PDK: the new plastic with indefinite recycling capabilities


Friday, 30 April, 2021


PDK: the new plastic with indefinite recycling capabilities

The average Australian uses 130 kg of plastic each year, only 9.4% of which is recycled. Most of our unwanted plastics end up in landfill but, devastatingly, up to 130,000 tonnes will find their way into our waterways and oceans.

An even worse situation exists in the US, where only about 2% of plastics are fully recycled. But a new plastic has potential to change this.

Invented by a team led by Corinne Scown, Brett Helms, Jay Keasling and Kristin Persson at the Lawrence Berkeley National Laboratory (Berkeley Lab), poly(diketoenamine), or PDK, has all the convenient properties of traditional plastics without the environmental pitfalls — because unlike traditional plastics, PDKs can be recycled indefinitely with no loss in quality.

The team has released a study showing what can be accomplished if manufacturers use PDKs on a large scale: PDK-based plastic could quickly become commercially competitive with conventional plastics, and the products will get less expensive and more sustainable as time goes on.

“Plastics were never designed to be recycled. The need to do so was recognised long afterward,” explained Nemi Vora, first author on the report and a former postdoctoral fellow who worked with Scown. “But driving sustainability is the heart of this project.

“PDKs were designed to be recycled from the get-go, and since the beginning the team has been working to refine the production and recycling processes for PDK so that the material could be inexpensive and easy enough to be deployed at commercial scales in anything from packaging to cars.”

The study presents a simulation of a 20,000 tonne/year facility that puts out new PDKs and takes in used PDK waste for recycling. The authors calculated the chemical inputs and technology needed, as well as the costs and greenhouse gas emissions, then compared their findings to the equivalent figures for production of conventional plastics.

“These days, there is a huge push for adopting circular economy practices in the industry. Everyone is trying to recycle whatever they’re putting out in the market,” Vora said. “We started talking to industry about deploying 100% infinitely recycled plastics and have received a lot of interest.”

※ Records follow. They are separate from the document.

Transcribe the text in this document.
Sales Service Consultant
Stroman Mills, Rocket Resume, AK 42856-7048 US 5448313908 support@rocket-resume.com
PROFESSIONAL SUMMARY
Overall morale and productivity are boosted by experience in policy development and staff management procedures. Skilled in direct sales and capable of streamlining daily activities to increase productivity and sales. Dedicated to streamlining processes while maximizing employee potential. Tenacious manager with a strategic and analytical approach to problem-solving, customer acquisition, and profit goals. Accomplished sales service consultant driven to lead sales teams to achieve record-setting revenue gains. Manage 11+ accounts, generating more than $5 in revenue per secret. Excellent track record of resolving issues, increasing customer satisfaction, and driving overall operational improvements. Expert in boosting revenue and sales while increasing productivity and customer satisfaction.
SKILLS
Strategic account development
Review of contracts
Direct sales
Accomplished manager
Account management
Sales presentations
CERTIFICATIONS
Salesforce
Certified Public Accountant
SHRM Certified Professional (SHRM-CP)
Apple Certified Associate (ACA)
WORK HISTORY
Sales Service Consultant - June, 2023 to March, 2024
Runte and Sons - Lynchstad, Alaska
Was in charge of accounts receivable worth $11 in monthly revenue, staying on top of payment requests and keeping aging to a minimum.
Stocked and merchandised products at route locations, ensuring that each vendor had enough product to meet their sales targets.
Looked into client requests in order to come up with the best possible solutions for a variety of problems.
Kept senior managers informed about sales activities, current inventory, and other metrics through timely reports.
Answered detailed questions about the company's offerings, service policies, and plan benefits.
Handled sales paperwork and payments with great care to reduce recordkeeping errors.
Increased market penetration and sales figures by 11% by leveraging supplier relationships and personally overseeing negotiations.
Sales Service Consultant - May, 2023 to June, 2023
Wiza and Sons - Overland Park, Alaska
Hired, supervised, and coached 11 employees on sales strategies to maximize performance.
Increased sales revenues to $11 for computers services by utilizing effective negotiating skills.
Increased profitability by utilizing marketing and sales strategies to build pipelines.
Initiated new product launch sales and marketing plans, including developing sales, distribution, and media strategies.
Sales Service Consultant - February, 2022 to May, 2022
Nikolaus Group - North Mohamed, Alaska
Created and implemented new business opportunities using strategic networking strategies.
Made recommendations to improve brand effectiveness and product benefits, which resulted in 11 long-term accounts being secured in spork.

Helms added, “The questions are how much it will cost, what the impact on energy use and emissions will be, and how to get there from where we are today. The next phase of our collaboration is to answer these questions.”

Recycling PDK plastics

Current mechanical processes for recycling plastic involve melting down the plastic and then reshaping into new products. When many plastics are melted together, the polymers become mixed with a slew of potentially incompatible additives, resulting in a new material that is much lower quality than newly produced virgin resin from raw materials. For this reason, less than 10% of plastic is mechanically recycled more than once.

In the case of PDK plastics, the resin polymers are engineered to easily break down into individual monomers when mixed with an acid. The monomers can then be separated from any additives and gathered to make new plastics without any loss of quality. The team’s earlier research shows that this ‘chemical recycling’ process is light on energy and carbon dioxide emissions, and can be repeated indefinitely, creating a completely circular material life cycle.

Despite these incredible properties, PDKs also need to be convenient. Recycling traditional petroleum-based plastic might be hard, but making new plastic is very easy.

“We’re talking about materials that are basically not recycled,” said Scown, a staff scientist in the Berkeley Lab’s Energy Technologies and Biosciences Areas. “So, in terms of appealing to manufacturers, PDKs aren’t competing with recycled plastic — they have to compete with virgin resin. And we were really pleased to see how cheap and how efficient it will be to recycle the material.”

The team’s report, published in Science Advances, models a commercial-scale PDK production and recycling pipeline based on the plastic’s current state of development.

Scown said that “once you’ve produced the PDK initially and you’ve got it in the system, the cost and the greenhouse gas emissions associated with continuing to recycle it back to monomers and make new products could be lower than, or at least on par with, many conventional polymers.”

Planning to launch

Recycled PDKs are already drawing interest from companies needing to source plastic. The team’s market research shows that the best initial application for PDKs lies in markets where the manufacturer will receive their product back at the end of its lifespan, such as the automobile industry (through trade-ins and take-backs) and consumer electronics (through e-waste programs). These companies will then be able to reap the benefits of 100% recyclable PDKs in their product: sustainable branding and long-term savings. The team hopes to expand PDKs into shorter-lived, single-use goods such as packaging.